Emmanuel Macron : le mea culpa

Le nouveau ministre de l'Economie Emmanuel Macron aura-t-il le temps d'appliquer la politique qu'il préconise ? Mystère et boule de gomme... Est-ce pour tenter, envers et contre tout, de s'allier les Français ? Dans l'interview exclusive qu'il donne au "Point" ce jeudi, l'ancien secrétaire général adjoint de l'Elysée (qui a aussi pratiqué la philosophie au côté de Paul Ricoeur) commence par faire son mea culpa : "(...) c'est vrai que la fiscalité a trop augmenté, reconnaît-il. Cela n'a pas été assez anticipé, et j'y ai ma part de responsabilité. Pour tenir les engagements budgétaires à un moment où la zone euro était en danger extrême, il fallait augmenter les impôts. Simplement, cela a été fait alors que nos prédécesseurs avaient eux-mêmes décidé plus de 30 milliards d'euros de hausses d'impôts en fin de mandat... Au total, entre 2010 et 2013, les impôts ont ainsi augmenté de plus de 60 milliards d'euros. L'exécutif n'avait certes pas beaucoup d'options à l'été 2012, mais c'était trop. Depuis, plusieurs dispositifs ont été corrigés. La fiscalité sur les plus-values a par exemple été reprise, et fait de la France un pays attractif pour les détentions à moyen et long terme. Les allègements fiscaux et sociaux décidés pour les ménages comme pour les entreprises et reflétés par le pacte de responsabilité vont en ce sens également. Restent des débats importants : il est clair que dans notre pays, qui a besoin d'investissements, la structure et le niveau de fiscalité ne sont plus adaptés". C'est toujours bon à entendre...

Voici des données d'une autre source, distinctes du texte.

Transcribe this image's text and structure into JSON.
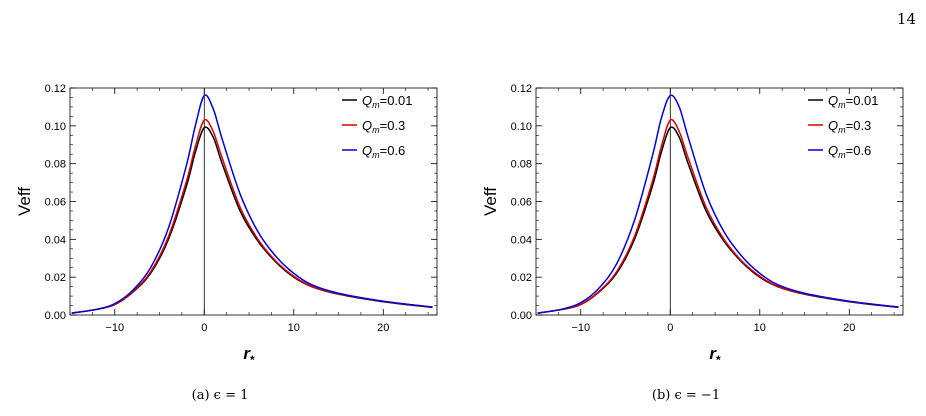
{
  "page": {
    "number": "14"
  },
  "figures": [
    {
      "caption": "(a) ϵ = 1"
    },
    {
      "caption": "(b) ϵ = −1"
    }
  ],
  "chart_data": [
    {
      "type": "line",
      "xlabel": "r*",
      "ylabel": "Veff",
      "xlim": [
        -15,
        26
      ],
      "ylim": [
        0,
        0.12
      ],
      "xticks": [
        -10,
        0,
        10,
        20
      ],
      "xtick_labels": [
        "−10",
        "0",
        "10",
        "20"
      ],
      "yticks": [
        0,
        0.02,
        0.04,
        0.06,
        0.08,
        0.1,
        0.12
      ],
      "ytick_labels": [
        "0.00",
        "0.02",
        "0.04",
        "0.06",
        "0.08",
        "0.10",
        "0.12"
      ],
      "grid": false,
      "legend_position": "top-right",
      "vertical_line_x": 0,
      "series": [
        {
          "name": "Qm=0.01",
          "legend_base": "Q",
          "legend_sub": "m",
          "legend_value": "=0.01",
          "color": "#000000",
          "x": [
            -14.8,
            -12,
            -10,
            -8,
            -6,
            -4,
            -2,
            -1,
            0,
            1,
            2,
            4,
            6,
            8,
            10,
            12,
            15,
            20,
            25.5
          ],
          "y": [
            0.001,
            0.003,
            0.0055,
            0.012,
            0.022,
            0.04,
            0.068,
            0.086,
            0.099,
            0.094,
            0.08,
            0.055,
            0.039,
            0.028,
            0.02,
            0.015,
            0.011,
            0.007,
            0.004
          ]
        },
        {
          "name": "Qm=0.3",
          "legend_base": "Q",
          "legend_sub": "m",
          "legend_value": "=0.3",
          "color": "#e00000",
          "x": [
            -14.8,
            -12,
            -10,
            -8,
            -6,
            -4,
            -2,
            -1,
            0,
            1,
            2,
            4,
            6,
            8,
            10,
            12,
            15,
            20,
            25.5
          ],
          "y": [
            0.001,
            0.003,
            0.0056,
            0.0123,
            0.0228,
            0.0415,
            0.0705,
            0.089,
            0.103,
            0.097,
            0.083,
            0.057,
            0.04,
            0.0285,
            0.0205,
            0.0152,
            0.0112,
            0.0072,
            0.0041
          ]
        },
        {
          "name": "Qm=0.6",
          "legend_base": "Q",
          "legend_sub": "m",
          "legend_value": "=0.6",
          "color": "#0000dd",
          "x": [
            -14.8,
            -12,
            -10,
            -8,
            -6,
            -4,
            -2,
            -1,
            0,
            1,
            2,
            4,
            6,
            8,
            10,
            12,
            15,
            20,
            25.5
          ],
          "y": [
            0.001,
            0.003,
            0.006,
            0.013,
            0.025,
            0.046,
            0.079,
            0.1,
            0.116,
            0.109,
            0.093,
            0.064,
            0.044,
            0.031,
            0.022,
            0.016,
            0.0115,
            0.0073,
            0.0042
          ]
        }
      ]
    },
    {
      "type": "line",
      "xlabel": "r*",
      "ylabel": "Veff",
      "xlim": [
        -15,
        26
      ],
      "ylim": [
        0,
        0.12
      ],
      "xticks": [
        -10,
        0,
        10,
        20
      ],
      "xtick_labels": [
        "−10",
        "0",
        "10",
        "20"
      ],
      "yticks": [
        0,
        0.02,
        0.04,
        0.06,
        0.08,
        0.1,
        0.12
      ],
      "ytick_labels": [
        "0.00",
        "0.02",
        "0.04",
        "0.06",
        "0.08",
        "0.10",
        "0.12"
      ],
      "grid": false,
      "legend_position": "top-right",
      "vertical_line_x": 0,
      "series": [
        {
          "name": "Qm=0.01",
          "legend_base": "Q",
          "legend_sub": "m",
          "legend_value": "=0.01",
          "color": "#000000",
          "x": [
            -14.8,
            -12,
            -10,
            -8,
            -6,
            -4,
            -2,
            -1,
            0,
            1,
            2,
            4,
            6,
            8,
            10,
            12,
            15,
            20,
            25.5
          ],
          "y": [
            0.001,
            0.003,
            0.0055,
            0.012,
            0.022,
            0.04,
            0.068,
            0.086,
            0.099,
            0.094,
            0.08,
            0.055,
            0.039,
            0.028,
            0.02,
            0.015,
            0.011,
            0.007,
            0.004
          ]
        },
        {
          "name": "Qm=0.3",
          "legend_base": "Q",
          "legend_sub": "m",
          "legend_value": "=0.3",
          "color": "#e00000",
          "x": [
            -14.8,
            -12,
            -10,
            -8,
            -6,
            -4,
            -2,
            -1,
            0,
            1,
            2,
            4,
            6,
            8,
            10,
            12,
            15,
            20,
            25.5
          ],
          "y": [
            0.001,
            0.003,
            0.0056,
            0.0123,
            0.0228,
            0.0415,
            0.0705,
            0.089,
            0.103,
            0.097,
            0.083,
            0.057,
            0.04,
            0.0285,
            0.0205,
            0.0152,
            0.0112,
            0.0072,
            0.0041
          ]
        },
        {
          "name": "Qm=0.6",
          "legend_base": "Q",
          "legend_sub": "m",
          "legend_value": "=0.6",
          "color": "#0000dd",
          "x": [
            -14.8,
            -12,
            -10,
            -8,
            -6,
            -4,
            -2,
            -1,
            0,
            1,
            2,
            4,
            6,
            8,
            10,
            12,
            15,
            20,
            25.5
          ],
          "y": [
            0.001,
            0.0032,
            0.0065,
            0.014,
            0.027,
            0.05,
            0.084,
            0.104,
            0.116,
            0.11,
            0.094,
            0.064,
            0.044,
            0.031,
            0.022,
            0.016,
            0.0115,
            0.0073,
            0.0042
          ]
        }
      ]
    }
  ]
}
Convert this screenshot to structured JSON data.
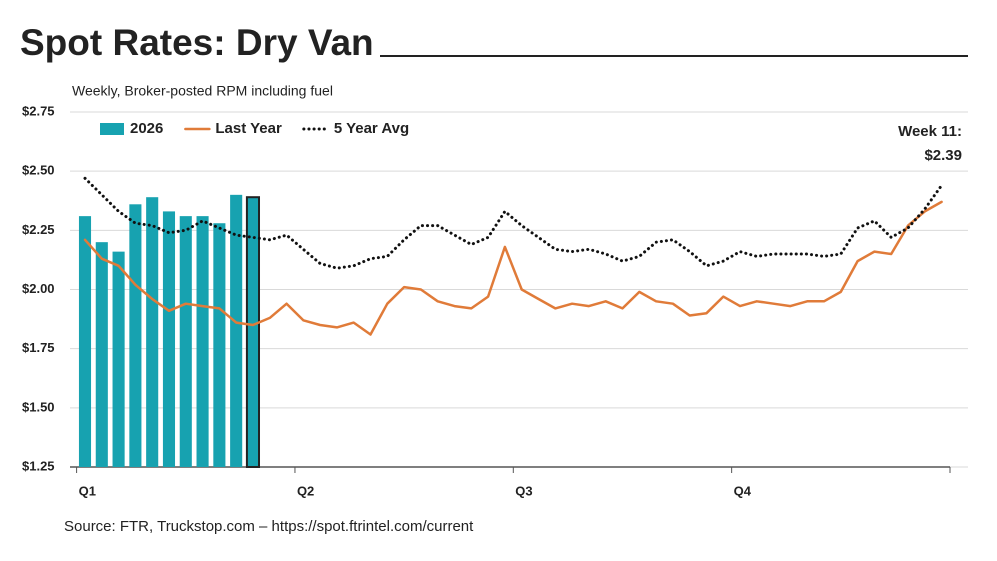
{
  "chart_data": {
    "type": "bar_line",
    "title": "Spot Rates: Dry Van",
    "subtitle": "Weekly, Broker-posted RPM including fuel",
    "source": "Source: FTR, Truckstop.com – https://spot.ftrintel.com/current",
    "annotation": [
      "Week 11:",
      "$2.39"
    ],
    "x": [
      1,
      2,
      3,
      4,
      5,
      6,
      7,
      8,
      9,
      10,
      11,
      12,
      13,
      14,
      15,
      16,
      17,
      18,
      19,
      20,
      21,
      22,
      23,
      24,
      25,
      26,
      27,
      28,
      29,
      30,
      31,
      32,
      33,
      34,
      35,
      36,
      37,
      38,
      39,
      40,
      41,
      42,
      43,
      44,
      45,
      46,
      47,
      48,
      49,
      50,
      51,
      52
    ],
    "xlim": [
      0.5,
      52.5
    ],
    "xticks": [
      {
        "value": 0.5,
        "label": "Q1"
      },
      {
        "value": 13.5,
        "label": "Q2"
      },
      {
        "value": 26.5,
        "label": "Q3"
      },
      {
        "value": 39.5,
        "label": "Q4"
      }
    ],
    "ylim": [
      1.25,
      2.75
    ],
    "yticks": [
      {
        "value": 1.25,
        "label": "$1.25"
      },
      {
        "value": 1.5,
        "label": "$1.50"
      },
      {
        "value": 1.75,
        "label": "$1.75"
      },
      {
        "value": 2.0,
        "label": "$2.00"
      },
      {
        "value": 2.25,
        "label": "$2.25"
      },
      {
        "value": 2.5,
        "label": "$2.50"
      },
      {
        "value": 2.75,
        "label": "$2.75"
      }
    ],
    "grid": true,
    "legend": "top-left",
    "highlight_outline": "#222222",
    "series": [
      {
        "name": "2026",
        "type": "bar",
        "color": "#17a2b0",
        "values": [
          2.31,
          2.2,
          2.16,
          2.36,
          2.39,
          2.33,
          2.31,
          2.31,
          2.28,
          2.4,
          2.39,
          null,
          null,
          null,
          null,
          null,
          null,
          null,
          null,
          null,
          null,
          null,
          null,
          null,
          null,
          null,
          null,
          null,
          null,
          null,
          null,
          null,
          null,
          null,
          null,
          null,
          null,
          null,
          null,
          null,
          null,
          null,
          null,
          null,
          null,
          null,
          null,
          null,
          null,
          null,
          null,
          null
        ]
      },
      {
        "name": "Last Year",
        "type": "line",
        "color": "#e07b39",
        "values": [
          2.21,
          2.13,
          2.1,
          2.02,
          1.96,
          1.91,
          1.94,
          1.93,
          1.92,
          1.86,
          1.85,
          1.88,
          1.94,
          1.87,
          1.85,
          1.84,
          1.86,
          1.81,
          1.94,
          2.01,
          2.0,
          1.95,
          1.93,
          1.92,
          1.97,
          2.18,
          2.0,
          1.96,
          1.92,
          1.94,
          1.93,
          1.95,
          1.92,
          1.99,
          1.95,
          1.94,
          1.89,
          1.9,
          1.97,
          1.93,
          1.95,
          1.94,
          1.93,
          1.95,
          1.95,
          1.99,
          2.12,
          2.16,
          2.15,
          2.27,
          2.33,
          2.37
        ]
      },
      {
        "name": "5 Year Avg",
        "type": "dotted",
        "color": "#111111",
        "values": [
          2.47,
          2.4,
          2.33,
          2.28,
          2.27,
          2.24,
          2.25,
          2.29,
          2.26,
          2.23,
          2.22,
          2.21,
          2.23,
          2.17,
          2.11,
          2.09,
          2.1,
          2.13,
          2.14,
          2.21,
          2.27,
          2.27,
          2.23,
          2.19,
          2.22,
          2.33,
          2.27,
          2.22,
          2.17,
          2.16,
          2.17,
          2.15,
          2.12,
          2.14,
          2.2,
          2.21,
          2.16,
          2.1,
          2.12,
          2.16,
          2.14,
          2.15,
          2.15,
          2.15,
          2.14,
          2.15,
          2.26,
          2.29,
          2.22,
          2.26,
          2.34,
          2.44
        ]
      }
    ]
  }
}
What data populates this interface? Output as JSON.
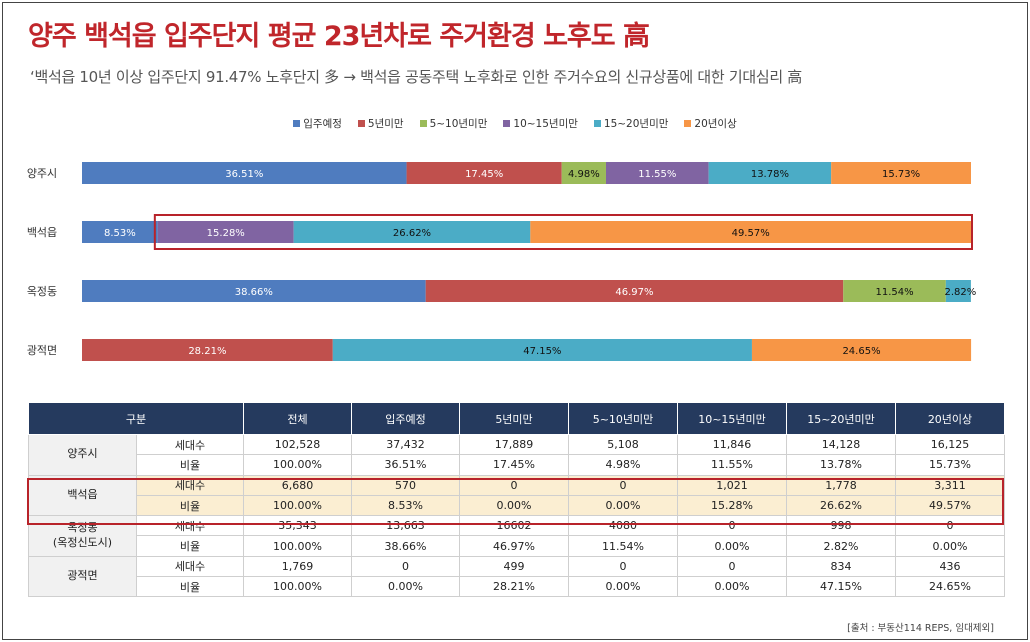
{
  "header": {
    "title": "양주 백석읍 입주단지 평균 23년차로 주거환경 노후도 高",
    "subtitle": "‘백석읍 10년 이상 입주단지 91.47% 노후단지 多  → 백석읍 공동주택 노후화로 인한 주거수요의 신규상품에 대한 기대심리 高"
  },
  "colors": [
    "#4f7cbf",
    "#c0504d",
    "#9bbb59",
    "#8064a2",
    "#4bacc6",
    "#f79646"
  ],
  "chart_data": {
    "type": "bar",
    "stacked": true,
    "orientation": "horizontal",
    "normalized": true,
    "categories": [
      "양주시",
      "백석읍",
      "옥정동",
      "광적면"
    ],
    "series": [
      {
        "name": "입주예정",
        "values": [
          36.51,
          8.53,
          38.66,
          0
        ]
      },
      {
        "name": "5년미만",
        "values": [
          17.45,
          0,
          46.97,
          28.21
        ]
      },
      {
        "name": "5~10년미만",
        "values": [
          4.98,
          0,
          11.54,
          0
        ]
      },
      {
        "name": "10~15년미만",
        "values": [
          11.55,
          15.28,
          0,
          0
        ]
      },
      {
        "name": "15~20년미만",
        "values": [
          13.78,
          26.62,
          2.82,
          47.15
        ]
      },
      {
        "name": "20년이상",
        "values": [
          15.73,
          49.57,
          0,
          24.65
        ]
      }
    ],
    "labels": [
      [
        "36.51%",
        "17.45%",
        "4.98%",
        "11.55%",
        "13.78%",
        "15.73%"
      ],
      [
        "8.53%",
        "",
        "",
        "15.28%",
        "26.62%",
        "49.57%"
      ],
      [
        "38.66%",
        "46.97%",
        "11.54%",
        "",
        "2.82%",
        ""
      ],
      [
        "",
        "28.21%",
        "",
        "",
        "47.15%",
        "24.65%"
      ]
    ],
    "highlight_category": "백석읍",
    "legend": "top-center",
    "grid": false
  },
  "table": {
    "headers": [
      "구분",
      "전체",
      "입주예정",
      "5년미만",
      "5~10년미만",
      "10~15년미만",
      "15~20년미만",
      "20년이상"
    ],
    "groups": [
      {
        "name": "양주시",
        "rows": [
          {
            "label": "세대수",
            "values": [
              "102,528",
              "37,432",
              "17,889",
              "5,108",
              "11,846",
              "14,128",
              "16,125"
            ]
          },
          {
            "label": "비율",
            "values": [
              "100.00%",
              "36.51%",
              "17.45%",
              "4.98%",
              "11.55%",
              "13.78%",
              "15.73%"
            ]
          }
        ]
      },
      {
        "name": "백석읍",
        "rows": [
          {
            "label": "세대수",
            "values": [
              "6,680",
              "570",
              "0",
              "0",
              "1,021",
              "1,778",
              "3,311"
            ]
          },
          {
            "label": "비율",
            "values": [
              "100.00%",
              "8.53%",
              "0.00%",
              "0.00%",
              "15.28%",
              "26.62%",
              "49.57%"
            ]
          }
        ]
      },
      {
        "name": "옥정동\n(옥정신도시)",
        "rows": [
          {
            "label": "세대수",
            "values": [
              "35,343",
              "13,663",
              "16602",
              "4080",
              "0",
              "998",
              "0"
            ]
          },
          {
            "label": "비율",
            "values": [
              "100.00%",
              "38.66%",
              "46.97%",
              "11.54%",
              "0.00%",
              "2.82%",
              "0.00%"
            ]
          }
        ]
      },
      {
        "name": "광적면",
        "rows": [
          {
            "label": "세대수",
            "values": [
              "1,769",
              "0",
              "499",
              "0",
              "0",
              "834",
              "436"
            ]
          },
          {
            "label": "비율",
            "values": [
              "100.00%",
              "0.00%",
              "28.21%",
              "0.00%",
              "0.00%",
              "47.15%",
              "24.65%"
            ]
          }
        ]
      }
    ]
  },
  "source": "[출처 : 부동산114 REPS, 임대제외]"
}
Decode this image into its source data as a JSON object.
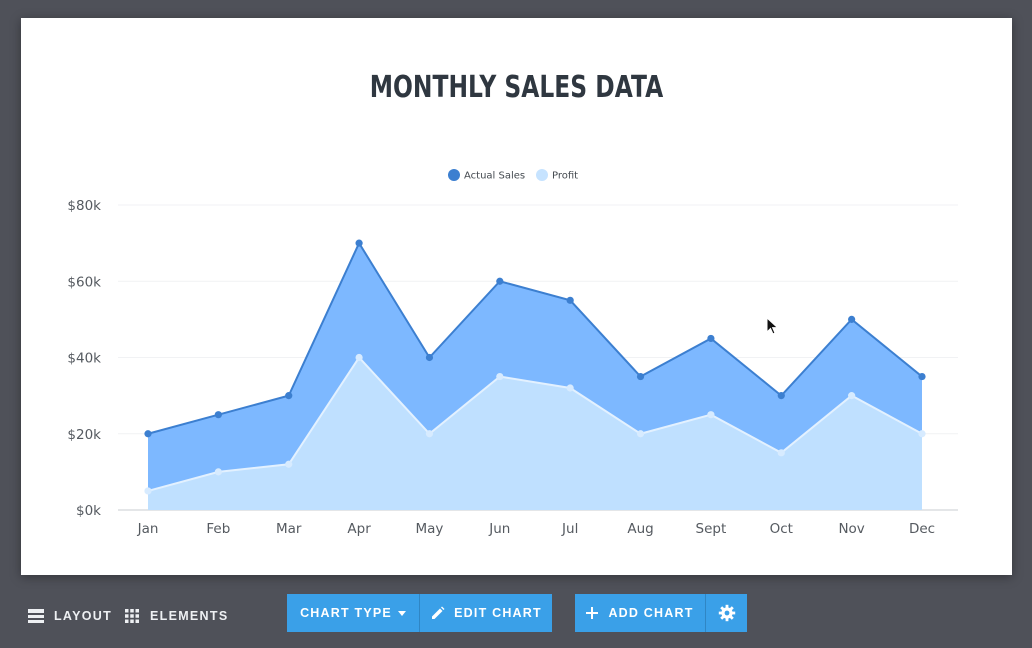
{
  "chart_card": {
    "title": "MONTHLY SALES DATA"
  },
  "chart_data": {
    "type": "area",
    "title": "MONTHLY SALES DATA",
    "categories": [
      "Jan",
      "Feb",
      "Mar",
      "Apr",
      "May",
      "Jun",
      "Jul",
      "Aug",
      "Sept",
      "Oct",
      "Nov",
      "Dec"
    ],
    "series": [
      {
        "name": "Actual Sales",
        "color": "#3a7bd5",
        "fill": "#7db8ff",
        "values": [
          20000,
          25000,
          30000,
          70000,
          40000,
          60000,
          55000,
          35000,
          45000,
          30000,
          50000,
          35000
        ]
      },
      {
        "name": "Profit",
        "color": "#c6e3ff",
        "fill": "#bfe0ff",
        "values": [
          5000,
          10000,
          12000,
          40000,
          20000,
          35000,
          32000,
          20000,
          25000,
          15000,
          30000,
          20000
        ]
      }
    ],
    "yticks": [
      "$0k",
      "$20k",
      "$40k",
      "$60k",
      "$80k"
    ],
    "ylim": [
      0,
      80000
    ],
    "legend_position": "top-center",
    "grid": true
  },
  "toolbar": {
    "layout_label": "LAYOUT",
    "elements_label": "ELEMENTS",
    "chart_type_label": "CHART TYPE",
    "edit_chart_label": "EDIT CHART",
    "add_chart_label": "ADD CHART"
  },
  "icons": {
    "layout": "layout-icon",
    "elements": "grid-icon",
    "edit": "pencil-icon",
    "add": "plus-icon",
    "settings": "gear-icon",
    "cursor": "mouse-cursor-icon"
  },
  "colors": {
    "background": "#4f5159",
    "button": "#3aa0e8",
    "actual_sales": "#7db8ff",
    "profit": "#bfe0ff"
  }
}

"C'est le moment de passer à l'étape 2 de la modernisation du marché du travail..."

... Mais cela cache nécessairement d'autres annonces, forcément moins glop. "C'est le moment de passer à l'étape deux de la modernisation du marché du travail, parce que cela n'a pas d'impact déflationniste et peut restaurer la confiance, nous informe le ministre. Rehausser et simplifier les seuils sociaux permettrait de lever un obstacle traumatisant pour beaucoup de petits patrons, sans pour autant changer la vie des salariés. Ensuite, nous pourrions autoriser les entreprises et les branches, dans le cadre d'accords majoritaires, à déroger aux règles du temps de travail et de rémunérations. C'est déjà possible depuis la loi de juillet 2013, mais sur un mode défensif, pour les entreprises en difficulté. Pourquoi ne pas étendre ce dispositif à toutes les entreprises, à la condition explicite qu'il y ait un accord majoritaire avec les salariés ?"

Emmanuel Macron chercherait-il à "déverrouiller les 35 heures sans le dire" ?

—"En somme, il s'agit de déverrouiller les 35 heures sans le dire..." réagit "Le Point". —"Non, il s'agit de sortir de ce piège où l'accumulation des droits donnés aux travailleurs se transforme en autant de handicaps pour ceux qui n'ont pas d'emploi, en particulier pour les jeunes et les Français d'origine étrangère, réplique le ministre. Mais c'est difficile à porter, spécialement quand on est de gauche. Là où être socialiste consistait à étendre toujours les droits formels des travailleurs, la réalité nous invite à réfléchir aux droits réels de tous — y compris et surtout de ceux qui n'ont pas d'emploi. On oublie que, historiquement, la loi servait à protéger les plus faibles, alors qu'aujourd'hui la surabondance de lois peut au contraire handicaper les plus fragiles. Il faut donc redonner de la place au contrat. C'est vrai pour le droit au travail comme pour le logement. Au-delà de la réduction de l'incertitude, la clé de la relance, en France, est de libérer les énergies pour créer de l'activité. C'est cela que veut faire le gouvernement en incitant certaines professions à se réformer. C'est la priorité qu'il faut aussi défendre pour le logement : moins de normes, de contraintes, plus d'initiatives. Il faut revisiter le logiciel politique classique pour libérer l'initiative et l'esprit d'entreprise. C'est également la conviction forte du président". Tout est dit. Est-ce bien, est-ce mal ? Sorti de la bouche d'un ministre "socialiste", ce discours est en tout cas une révolution.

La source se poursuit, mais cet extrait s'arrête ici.